Una grossa frode è stata scoperta nel mondo del biologico grazie a un’indagine condotta dall’Unità investigativa dell’Icqrf e dalla Guardia di Finanza di Caserta. Sono sette gli indagati dal Gip del tribunale di Santa Maria Capua Vetere per frode in commercio e reati di associazione a delinquere e per aver distribuito (tra il 2016 e il 2022) ingenti quantitativi di prodotti agroalimentari falsamente dichiarati come biologici con un giro d’affari superiore ai 20 milioni di euro. Secondo quanto riportato dal quotidiano Caserta News la truffa vedeva la partecipazione di due imprese di trasformazione e di un’azienda ortofrutticola biologica oltre a un imprenditore della provincia di Catania e un altro con un’impresa in provincia di Cuneo. L’indagine è stata avviata sulla base delle segnalazioni del sistema Ofis (Organic Farming Information System) che hanno permesso di individuare la truffa.
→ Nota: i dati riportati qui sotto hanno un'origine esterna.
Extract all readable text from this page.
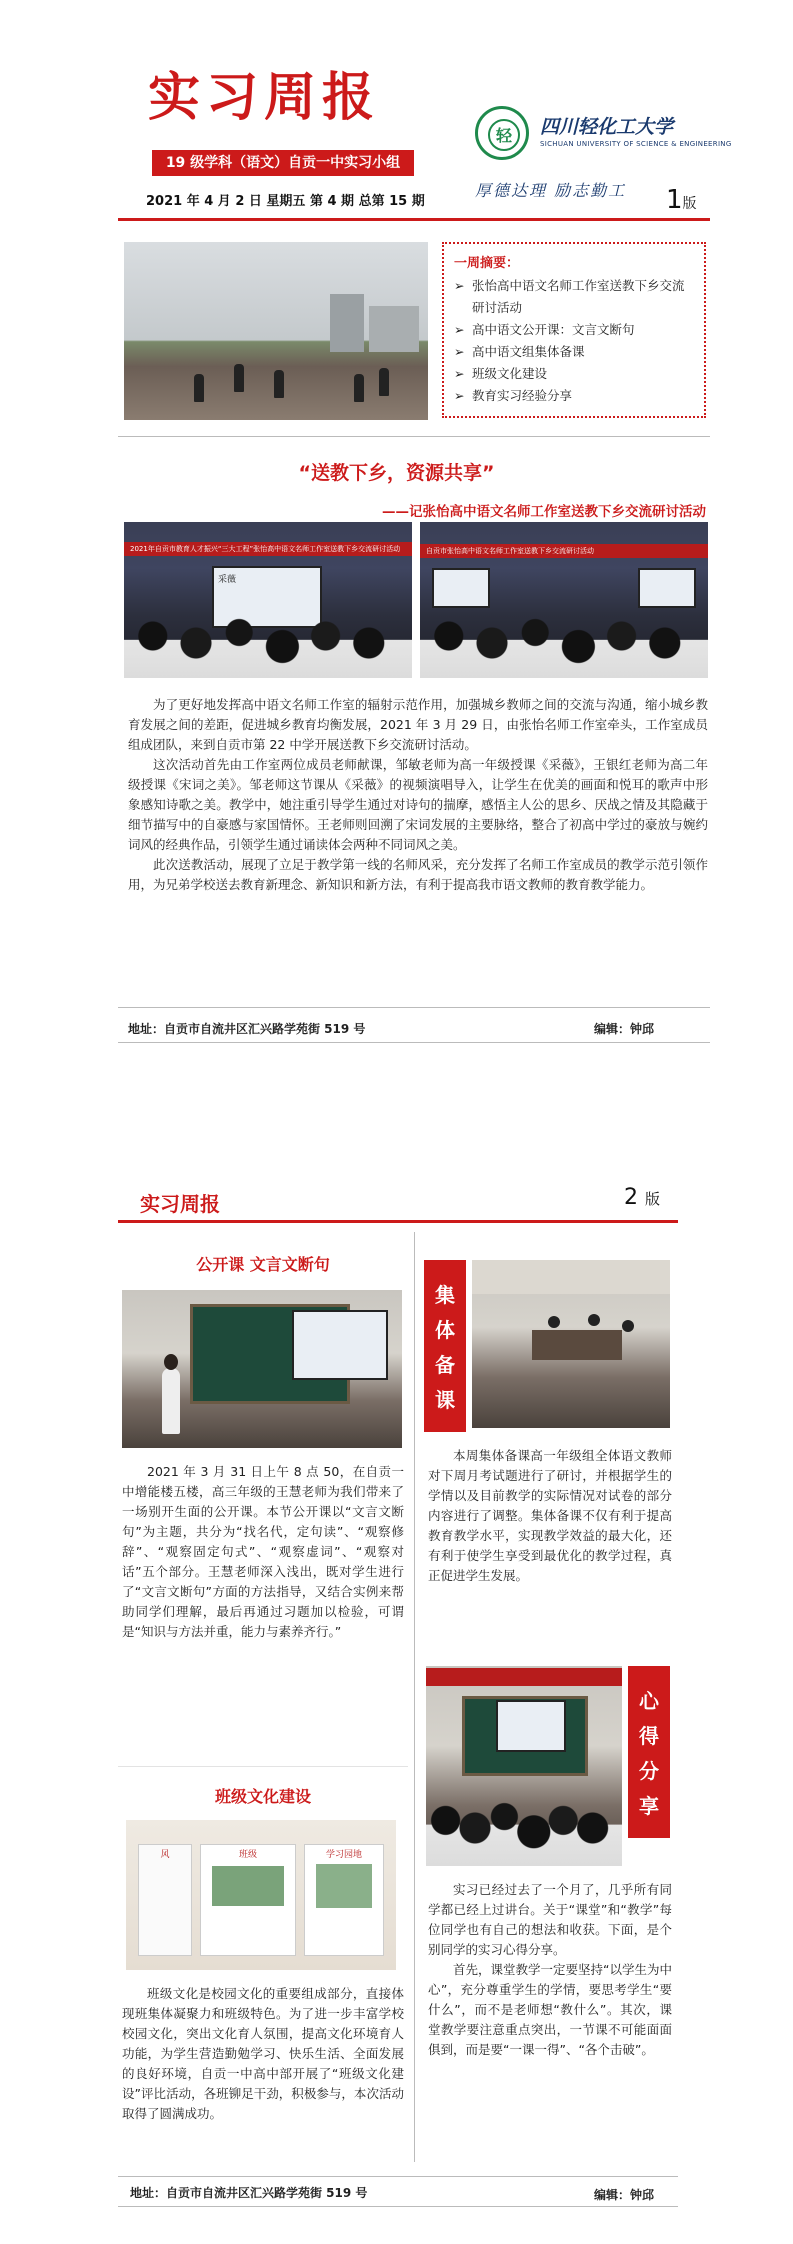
实习周报
19 级学科（语文）自贡一中实习小组
2021 年 4 月 2 日 星期五 第 4 期 总第 15 期
轻 四川轻化工大学
SICHUAN UNIVERSITY OF SCIENCE & ENGINEERING
厚德达理 励志勤工 1版
一周摘要：
➢ 张怡高中语文名师工作室送教下乡交流研讨活动
➢ 高中语文公开课：文言文断句
➢ 高中语文组集体备课
➢ 班级文化建设
➢ 教育实习经验分享
“送教下乡，资源共享”
——记张怡高中语文名师工作室送教下乡交流研讨活动
2021年自贡市教育人才振兴“三大工程”张怡高中语文名师工作室送教下乡交流研讨活动
采薇
自贡市张怡高中语文名师工作室送教下乡交流研讨活动

为了更好地发挥高中语文名师工作室的辐射示范作用，加强城乡教师之间的交流与沟通，缩小城乡教育发展之间的差距，促进城乡教育均衡发展，2021 年 3 月 29 日，由张怡名师工作室牵头，工作室成员组成团队，来到自贡市第 22 中学开展送教下乡交流研讨活动。

这次活动首先由工作室两位成员老师献课，邹敏老师为高一年级授课《采薇》，王银红老师为高二年级授课《宋词之美》。邹老师这节课从《采薇》的视频演唱导入，让学生在优美的画面和悦耳的歌声中形象感知诗歌之美。教学中，她注重引导学生通过对诗句的揣摩，感悟主人公的思乡、厌战之情及其隐藏于细节描写中的自豪感与家国情怀。王老师则回溯了宋词发展的主要脉络，整合了初高中学过的豪放与婉约词风的经典作品，引领学生通过诵读体会两种不同词风之美。

此次送教活动，展现了立足于教学第一线的名师风采，充分发挥了名师工作室成员的教学示范引领作用，为兄弟学校送去教育新理念、新知识和新方法，有利于提高我市语文教师的教育教学能力。

地址：自贡市自流井区汇兴路学苑街 519 号	编辑：钟邱
实习周报	2 版
公开课 文言文断句
2021 年 3 月 31 日上午 8 点 50，在自贡一中增能楼五楼，高三年级的王慧老师为我们带来了一场别开生面的公开课。本节公开课以“文言文断句”为主题，共分为“找名代，定句读”、“观察修辞”、“观察固定句式”、“观察虚词”、“观察对话”五个部分。王慧老师深入浅出，既对学生进行了“文言文断句”方面的方法指导，又结合实例来帮助同学们理解，最后再通过习题加以检验，可谓是“知识与方法并重，能力与素养齐行。”
班级文化建设
风	班级	学习园地
班级文化是校园文化的重要组成部分，直接体现班集体凝聚力和班级特色。为了进一步丰富学校校园文化，突出文化育人氛围，提高文化环境育人功能，为学生营造勤勉学习、快乐生活、全面发展的良好环境，自贡一中高中部开展了“班级文化建设”评比活动，各班铆足干劲，积极参与，本次活动取得了圆满成功。
集
体
备
课
本周集体备课高一年级组全体语文教师对下周月考试题进行了研讨，并根据学生的学情以及目前教学的实际情况对试卷的部分内容进行了调整。集体备课不仅有利于提高教育教学水平，实现教学效益的最大化，还有利于使学生享受到最优化的教学过程，真正促进学生发展。
心
得
分
享

实习已经过去了一个月了，几乎所有同学都已经上过讲台。关于“课堂”和“教学”每位同学也有自己的想法和收获。下面，是个别同学的实习心得分享。

首先，课堂教学一定要坚持“以学生为中心”，充分尊重学生的学情，要思考学生“要什么”，而不是老师想“教什么”。其次，课堂教学要注意重点突出，一节课不可能面面俱到，而是要“一课一得”、“各个击破”。

地址：自贡市自流井区汇兴路学苑街 519 号	编辑：钟邱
Paolo Carnemolla, segretario generale di FederBio, ha commentato la notizia sull’indagine portata avanti dalla Procura di Santa Maria Capua Vetere dicendo che episodi come quelli del casertano costituiscono un grave danno di concorrenza sleale per tutti i produttori biologici onesti, pregiudicando anche i cittadini che scelgono un’alimentazione sostenibile a base di prodotti bio”. La Federazione propone soluzioni concrete per migliorare il sistema dei controlli che integrano le moderne tecnologie digitali per garantire un monitoraggio, preciso e in tempo reale, delle tecniche di produzione e una vera tracciabilità anche nel caso di filiere complesse.